Sungguh membosankan mengikuti jalan fikiran FR. Tetapi saya memang ingin membuktikan bahwa sikap yang terlalu bersemangat hampir selalu membuat orang meninggalkan kewajaran. FR mempersoalkan kalimat saya : “Langit pekat meski hujan belum turun. Selagi tanah basah jangkrik dan gangsir malas berbunyi”. Hujan belum turun, kenapa tanah sudah basah? Begitu pikiran FR. Begitu hitam-putihnya jalan fikiran FR sehingga dia bertanya demikian. Menurut saya bisa terjadi bahkan banjir sepanjang hari meski pada hari yang sama tak ada jatuh hujan. Darimana banjir? Tentulah dari hujan yang jatuh pada periode waktu sebelumnya. Mana yang rancu, kalimat saya atau logika FR?

Soal lampu juga tak luput dari pengamatan FR yang super jeli. Silakan buka kembali RDP. Ketika saya melukiskan adegan Srintil menari dengan penerangan lampu bercincin, kelompok ronggeng belum resmi terbentuk. Baru kali pertama dicoba. Dalam situasi demikian yang justru masuk akal adalah aspek praktis. Buat penerangan misalnya, pakai saja lampu yang biasa dipasang pada ruang depan. Apa yang janggal dan apa pula yang aneh. Mau sewa lampu pompa? Lha, wong baru jajal-jajalan, Mas!

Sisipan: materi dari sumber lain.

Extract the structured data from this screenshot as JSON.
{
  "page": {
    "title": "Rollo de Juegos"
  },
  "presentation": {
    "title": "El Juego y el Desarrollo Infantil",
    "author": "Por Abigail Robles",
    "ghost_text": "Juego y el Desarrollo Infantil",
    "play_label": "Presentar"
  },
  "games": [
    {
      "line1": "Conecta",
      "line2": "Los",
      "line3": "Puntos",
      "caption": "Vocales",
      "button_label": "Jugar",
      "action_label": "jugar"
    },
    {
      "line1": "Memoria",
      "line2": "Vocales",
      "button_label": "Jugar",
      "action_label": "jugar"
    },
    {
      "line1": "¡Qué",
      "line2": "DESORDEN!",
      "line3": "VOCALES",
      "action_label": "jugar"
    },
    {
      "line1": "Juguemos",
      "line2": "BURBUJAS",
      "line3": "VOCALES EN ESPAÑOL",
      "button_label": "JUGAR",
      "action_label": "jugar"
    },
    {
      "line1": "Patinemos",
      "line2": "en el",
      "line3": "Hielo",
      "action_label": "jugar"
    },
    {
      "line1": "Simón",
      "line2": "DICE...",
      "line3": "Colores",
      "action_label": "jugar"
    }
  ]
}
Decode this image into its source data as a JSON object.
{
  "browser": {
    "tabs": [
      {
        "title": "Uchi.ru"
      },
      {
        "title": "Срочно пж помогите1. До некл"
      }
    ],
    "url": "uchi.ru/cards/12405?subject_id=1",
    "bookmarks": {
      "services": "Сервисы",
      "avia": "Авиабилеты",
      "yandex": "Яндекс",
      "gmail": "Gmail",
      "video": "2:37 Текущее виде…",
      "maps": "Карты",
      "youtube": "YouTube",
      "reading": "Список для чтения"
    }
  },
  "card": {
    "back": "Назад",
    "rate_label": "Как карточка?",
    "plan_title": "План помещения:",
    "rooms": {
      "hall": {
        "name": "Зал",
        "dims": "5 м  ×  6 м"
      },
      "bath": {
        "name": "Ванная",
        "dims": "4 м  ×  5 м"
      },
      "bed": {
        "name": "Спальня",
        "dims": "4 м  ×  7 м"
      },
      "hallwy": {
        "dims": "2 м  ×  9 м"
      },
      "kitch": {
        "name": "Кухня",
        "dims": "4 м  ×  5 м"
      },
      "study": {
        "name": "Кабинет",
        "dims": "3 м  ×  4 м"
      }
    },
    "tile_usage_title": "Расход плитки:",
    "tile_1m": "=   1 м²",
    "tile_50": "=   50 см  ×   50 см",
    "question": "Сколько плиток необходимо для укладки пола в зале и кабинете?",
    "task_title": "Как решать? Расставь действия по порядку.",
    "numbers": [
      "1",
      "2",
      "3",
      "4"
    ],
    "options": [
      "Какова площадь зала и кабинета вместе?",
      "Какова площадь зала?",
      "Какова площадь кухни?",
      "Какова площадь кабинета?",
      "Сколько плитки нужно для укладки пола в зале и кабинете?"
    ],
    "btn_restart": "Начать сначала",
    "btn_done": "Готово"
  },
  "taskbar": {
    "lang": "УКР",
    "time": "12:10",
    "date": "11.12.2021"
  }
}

Gaplek. FR membayangkan singkong yang dikeringkan itu tersimpan rapi dalam suatu tempat di sebuah balai penelitian pasca panen. Di sana memang gaplek bisa berada dalam kondisi prima. Tetapi cobalah sekali-kali ke Gunung Kidul atau Wonogiri. FR tak mungkin bisa tertawa bila melihat kondisi penyimpanan gaplek cara tradisional. Ya dimakan ngengat, ya ditumbuhi jamur, ya lembap keadaannya. Dalam keadaan demikian pasti (saya ulang, pasti!) karbohidrat yang dikandungnya rusak. Rasanya pahit dan keasam-asaman. Silakan coba.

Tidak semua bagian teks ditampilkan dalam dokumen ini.